O primeiro constitui o chamado direito moral e o segundo, o patrimonial. No México, os direitos econômicos duram a vida do autor mais 100 anos após sua morte, segundo o artigo 29 da Lei de Direitos Autorais, somente após o transcurso deste tempo a obra entra em domínio público.
A Corte fundamentou seu decisum nos seguintes dispositivos:
Artigo 27 da Declaração Universal dos Direitos Humanos: que consagra o direito à proteção dos interesses morais e materiais decorrentes de produção científica, literária ou artística como direito humano;
Artigo 14 da Lei Federal de Direitos Autorais: que expressamente exclui da proteção obras geradas por sistemas automatizados;
Artigo 12 da Lei Federal de Direitos Autorais: que condiciona a proteção autoral à criação por pessoa física.
A proposta de reforma da Lei Federal de Direitos Autorais apresentada em dezembro de 2023 pelo legislador Miguel Torruco revela uma tentativa de antecipar-se aos desafios impostos pela inteligência artificial no campo da criação intelectual.
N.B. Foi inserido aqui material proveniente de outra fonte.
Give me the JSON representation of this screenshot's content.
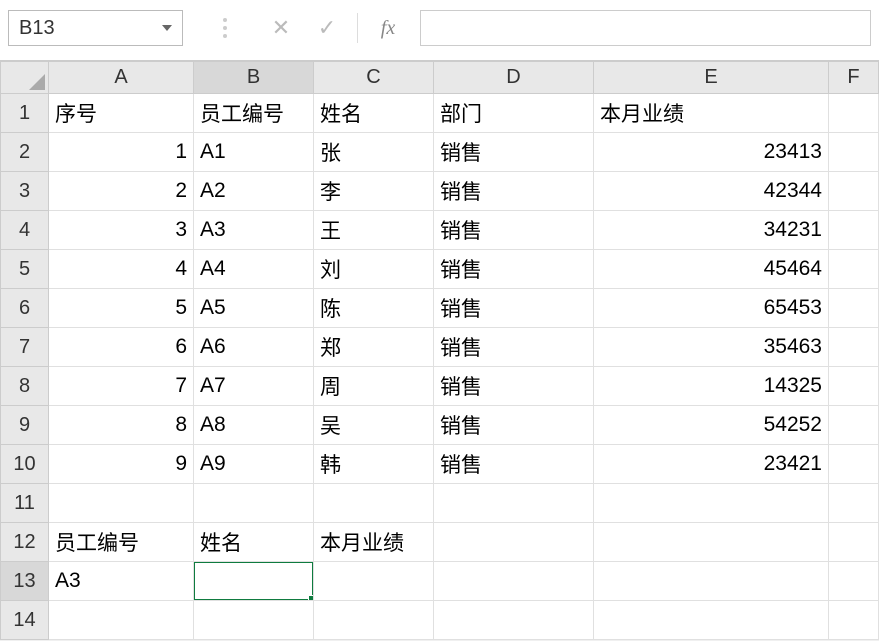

Fundamentando-se no artigo 12 da referida lei, que já estabelece como condição essencial para a proteção autoral a autoria por pessoa física, o projeto buscou explicitamente excluir da tutela jurídica as obras geradas por IA mediante a modificação do artigo 14 e dispositivos conexos (arts. 27, 58, 77, 112, 164, 229 e 230).
Essa iniciativa legislativa, embora bem-intencionada, apresenta redundância normativa frente ao sistema jurídico já vigente no México.
O próprio artigo 12 da LFDA, em consonância com o artigo 27 da Declaração Universal dos Direitos Humanos, já assegura a proteção exclusiva às criações humanas, tornando desnecessária a explicitação quanto às obras produzidas por sistemas de IA Generativa.
A natureza personalíssima do direito autoral, consagrada nestes dispositivos, já opera como limite intrínseco à proteção de quaisquer conteúdos não originários do intelecto humano.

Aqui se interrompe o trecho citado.